I had the misfortune to hear a practitioner of the new McCarthyism when Joseph Schmitz — foreign policy adviser to Republican presidential candidate Donald Trump — spoke at Southern Methodist University a year before Trump tapped him for his current position.
The encounter left me chilled. I had witnessed a ghost from McCarthy's staff.
Law students who organized Schmitz's talk had asked me to be the responding speaker for an event addressing the "impact of the communist worldview and the current state of affairs geopolitically with the west."
In planning the match-up, I doubt the students looked past Schmitz's brightest credential: a stint as inspector general at the U.S. Department of Defense that ended with his resignation under mounting criticism led by Sen.

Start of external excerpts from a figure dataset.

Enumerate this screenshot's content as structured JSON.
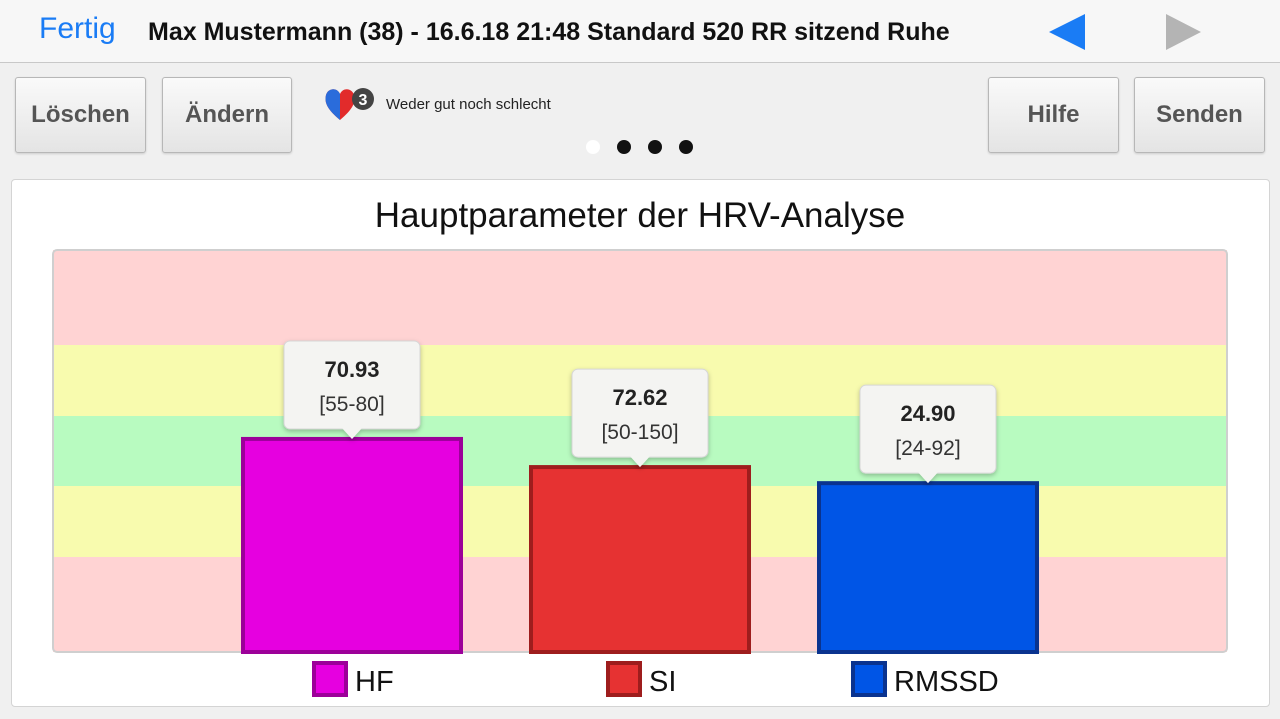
{
  "navbar": {
    "done_label": "Fertig",
    "title": "Max Mustermann (38) - 16.6.18 21:48 Standard 520 RR sitzend Ruhe",
    "prev_icon": "triangle-left-icon",
    "next_icon": "triangle-right-icon",
    "accent_color": "#1a7cf5",
    "disabled_color": "#b4b4b4"
  },
  "toolbar": {
    "delete_label": "Löschen",
    "edit_label": "Ändern",
    "help_label": "Hilfe",
    "send_label": "Senden"
  },
  "status": {
    "icon": "heart-rating-icon",
    "badge": "3",
    "label": "Weder gut noch schlecht"
  },
  "pager": {
    "pages": 4,
    "current": 1
  },
  "chart_data": {
    "type": "bar",
    "title": "Hauptparameter der HRV-Analyse",
    "background_bands": [
      {
        "color": "#ffd3d3"
      },
      {
        "color": "#f8fbae"
      },
      {
        "color": "#b8fbc0"
      },
      {
        "color": "#f8fbae"
      },
      {
        "color": "#ffd3d3"
      }
    ],
    "series": [
      {
        "name": "HF",
        "value": 70.93,
        "value_label": "70.93",
        "range_label": "[55-80]",
        "fill": "#e600e0",
        "stroke": "#9c0099",
        "level": 0.53
      },
      {
        "name": "SI",
        "value": 72.62,
        "value_label": "72.62",
        "range_label": "[50-150]",
        "fill": "#e63232",
        "stroke": "#9e1d1d",
        "level": 0.46
      },
      {
        "name": "RMSSD",
        "value": 24.9,
        "value_label": "24.90",
        "range_label": "[24-92]",
        "fill": "#0055e6",
        "stroke": "#0a338f",
        "level": 0.42
      }
    ],
    "legend": {
      "position": "bottom"
    },
    "grid": false
  }
}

Charles Grassley.
My scholarship, focused on American and Russian law, likely explained my invitation. Schmitz, a student organizer said, could offer "an insider's opinions" though also conceding, "this is a new topic area of presentation for him."
Despite my unfamiliarity with Schmitz, and a seemingly muddled event taking shape, I agreed to participate. The clash of ideas, after all, is the heart of a university.
I was stunned by what I heard.
Early in his rambling presentation, Schmitz held up a book, The Communist: Frank Marshall Davis — The Untold Story of Barack Obama's Mentor, that would form the basis of his attack on President Obama. Soon, another book was raised: Marx and Satan. The poet Langston Hughes came in for smearing, his communist credentials duly noted. At one point, Schmitz declared that President Barack Obama was the second-most-revered person in China (after Mao, apparently).
Schmitz revealed himself an unrepentant McCarthyite. And not just in his obvious, if inarticulate, hatred of communism. His methods were similar, too. Recollecting his remarks, a single startling feature shines through. Schmitz never attacked a single specific policy advanced by Obama, nor a single presidential decision, action or statement. Only the president's connections to other people, often in the distant past, were his targets.
Had we time-warped to the Red Scare of the 1950s? I had never seen anyone paint with as broad a brush or with as careless a hand.
When my turn came, I took time to describe the dangerous history we had just seen re-enacted. I asked the students to examine actual ideas - not accept smears of people with implied associations. And as for learning more about Langston Hughes, I suggested a good start would be to read some of his poetry (which Schmitz's talk gave no evidence that he had).
Schmitz was all about insinuation and dark connections. He had little time for hard thinking, just cheap shots — a quality he evidently shares with his current boss. Trump has smeared Muslims and Mexicans. He has attacked Sen. John McCain and a federal judge he called a hater and falsely labeled foreign.
Another Trump adviser, channeling McCarthy, claimed Hillary Clinton's State Department was "permeated at the highest levels" by Saudi spies and disloyal Americans, and attacked one of Clinton's aides with factless, fear-drenched defamation. Aspirants to Trump's entourage shout for return of the House Un-American Affairs Committee.
I never discuss my personal politics with students. It gets in the way of prying open difficult legal puzzles and evaluating arguments. I keep my conclusions out of view so that students can engage each other in an open forum.
But at this turning point for our country, I want to be on record about where I stand. And who I stand against.
I'm not surprised Trump would turn to a person like Schmitz, or that Schmitz would be attracted to Trump's obscene cult of personality.
What foreign policy advice will Schmitz whisper into Trump's ear? I shudder to think what he might do in such a position of power.
A report he co-authored declared, "The United States has been infiltrated and deeply influenced by an enemy within that is openly determined to replace the U.S. Constitution with shariah."
But for the very last word, Joe McCarthy could have penned that himself.